The application is to annul an order made by said superior court on July 27, 1915, dissolving a preliminary injunction directed to be issued on March 30, 1915, after notice and full hearing in the case of Henry T. James v. P. B. Steifer Mining Co. (a Corporation), pending in said court at the time said orders were made. No appeal was taken from the order granting the injunction.

The contention of petitioner is:

"(1) That the superior court has no jurisdiction to change, modify, dissolve, or otherwise interfere with the temporary injunction granted upon hearing, after an order to show cause, and in full force and effect.

"(2) That any attempt to dissolve the temporary injunction after its issuance, upon hearing, and order to show cause, would require a review of the motion for the injunction, and that the superior court has no jurisdiction to review such a motion. . . .

"(4) That the statute regulating proceedings on motion for temporary injunction is very general in its terms, covers *Page 149 the entire subject matter and prohibits the change, modification or dissolution of a temporary injunction, except in cases of mandatory injunction by appeal, and in cases of unlawful diversion of water. . . .

"(6) That a writ of certiorari is the proper remedy, because the superior court exceeded its jurisdiction in dissolving the temporary injunction, and plaintiff has no other means of redress."
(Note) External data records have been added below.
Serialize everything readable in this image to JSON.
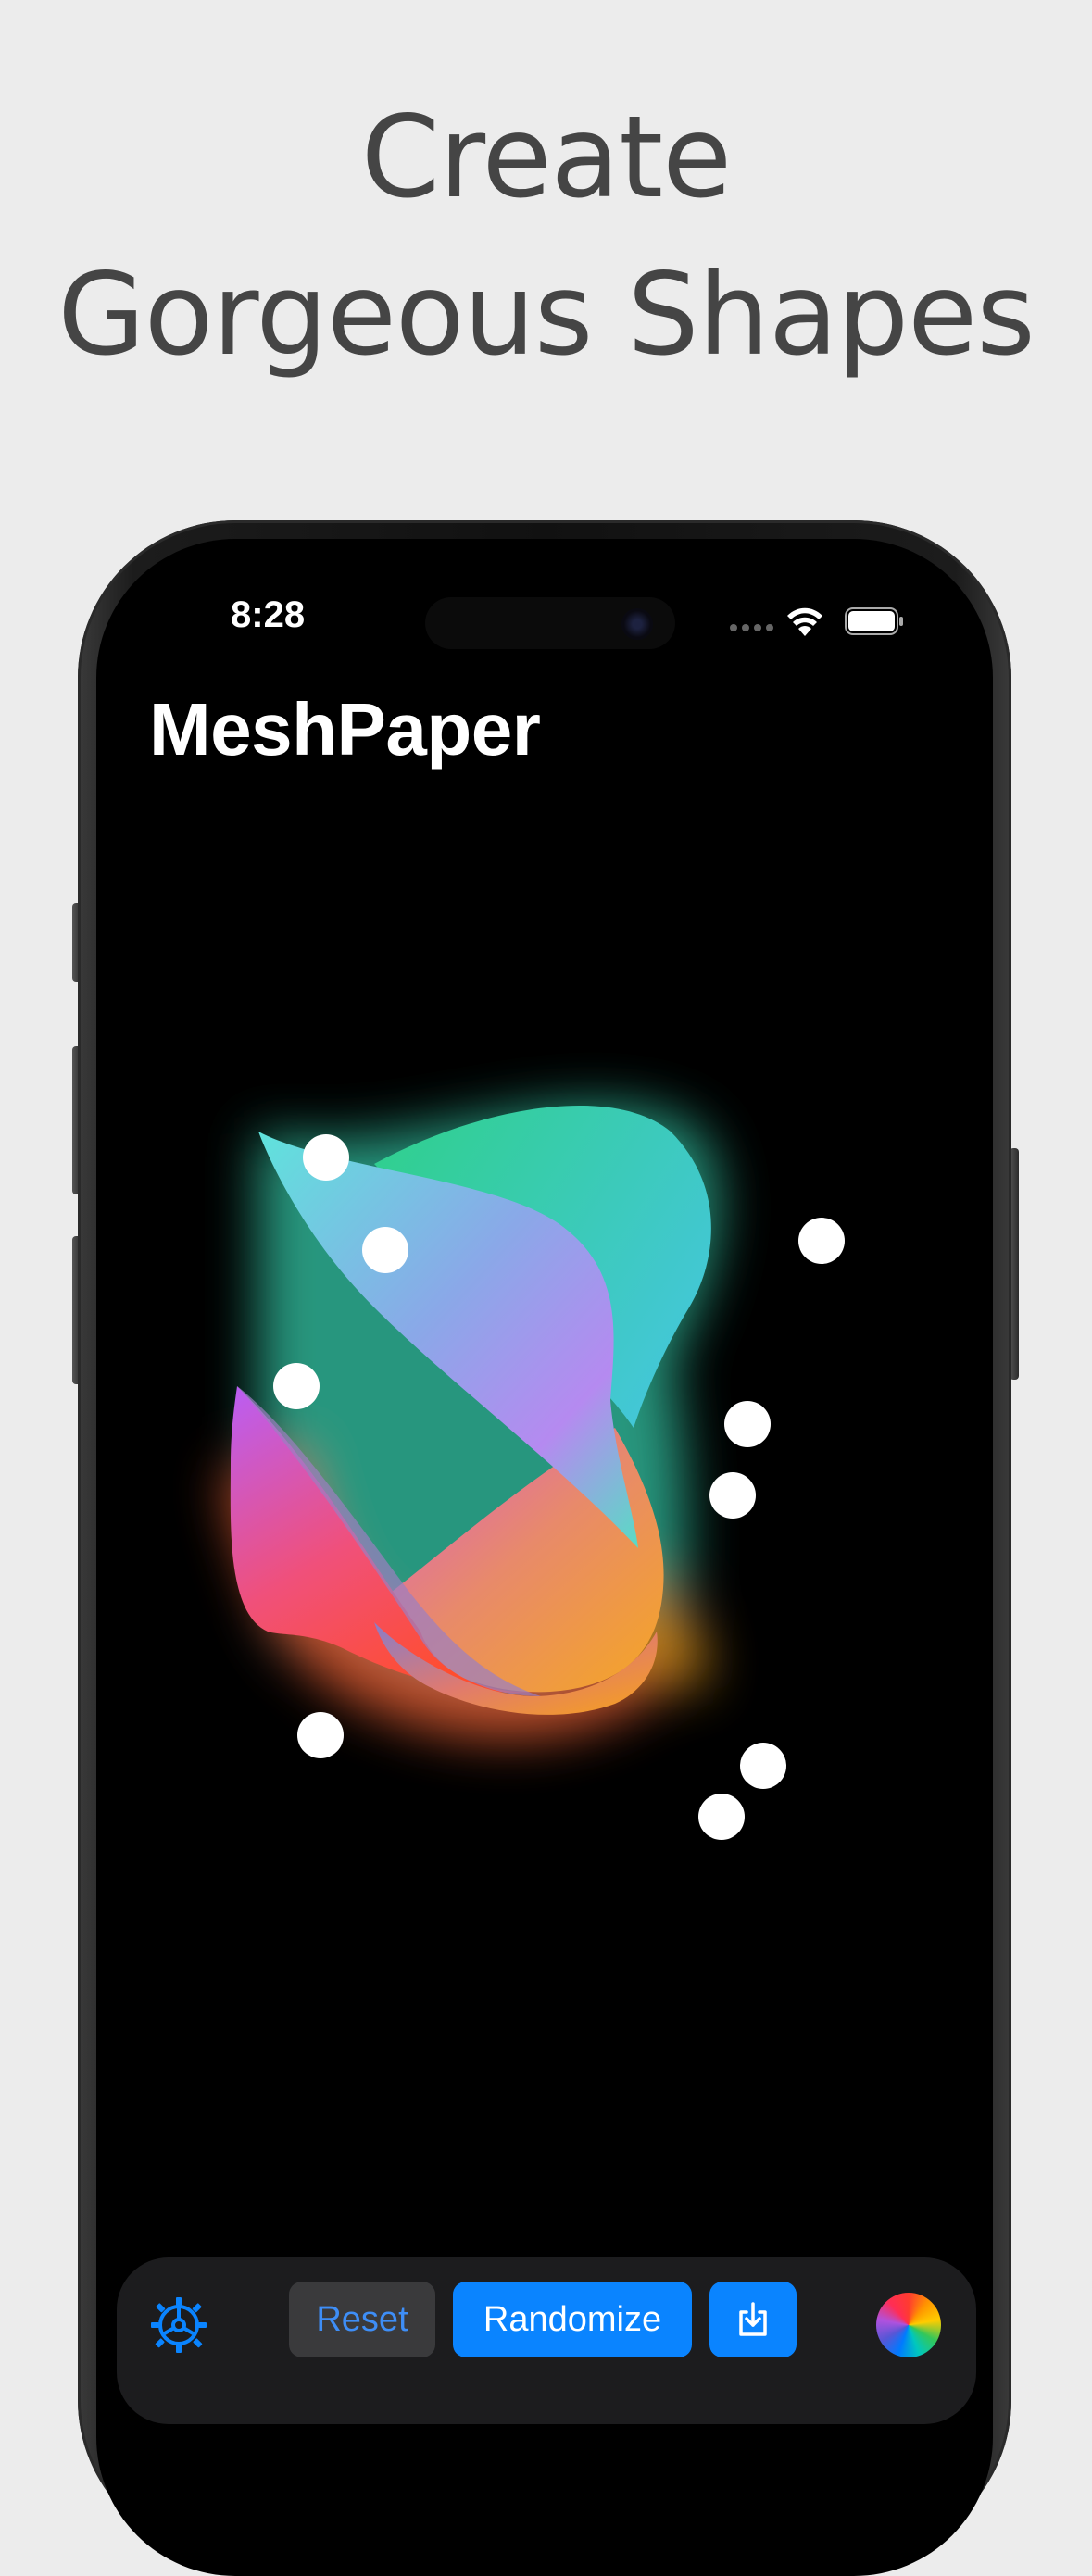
{
  "headline": {
    "line1": "Create",
    "line2": "Gorgeous Shapes"
  },
  "status_bar": {
    "time": "8:28"
  },
  "app": {
    "title": "MeshPaper"
  },
  "toolbar": {
    "reset_label": "Reset",
    "randomize_label": "Randomize",
    "export_icon": "download-tray-icon",
    "settings_icon": "gear-icon",
    "color_icon": "color-wheel-icon"
  },
  "colors": {
    "accent": "#0a84ff",
    "toolbar_bg": "#1c1c1e",
    "reset_bg": "#3a3a3c"
  }
}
The foregoing propositions are apparently supported by the decision of the supreme court in the carefully and thoroughly considered case of United Railroads of San Francisco v.Superior Court, 170 Cal. 755, [Ann. Cas. 1916E, 199,151 P. 129], but respondents in their brief point out that in February, March, October, and November, 1915, petitioners herein paid severally the full amount of the assessment on their respective shares of capital stock, and the company issued to them receipts therefor, and said assessments have been marked paid on the books of said company. Since the said temporary injunction was issued solely for the purpose of preventing the sale of said capital stock to enforce the payment of said assessment and the payment has been voluntarily made, the continuance in force of said writ would seem to be a matter of no practical importance. It is not to be presumed, of course, that the directors of the corporation will attempt to make a sale to accomplish a purpose that has already been accomplished by the voluntary act of petitioners. It can be said that the subject matter of the litigation, as far as this proceeding is concerned, has been fully settled and adjusted. In other words, the actual controversy between the parties has ceased to exist as a live question. It is therefore no longer of any legal consequence whether petitioners are right in their contention that the order attempting to dissolve the injunction is entirely void. By the payment of said assessment they have made it virtually an abstract proposition of law upon which no rights herein depend, and wherein really no relief can be afforded. (Franklin v. Peers, 95 Va. 602, [29 S.E. 321]; Morton v. Superior Court, 65 Cal. 496, [4 P. 489]; People v. Burns,78 Cal. 645, [21 P. 540]; Estate of Baby, 87 Cal. 200, [22 Am. St. Rep. 239, 25 P. 405].) *Page 150

It may be said that petitioners make no reply to this contention of respondents, and we must conclude that they have no reply to make.

The writ is discharged.

Chipman, P. J., and Hart, J., concurred.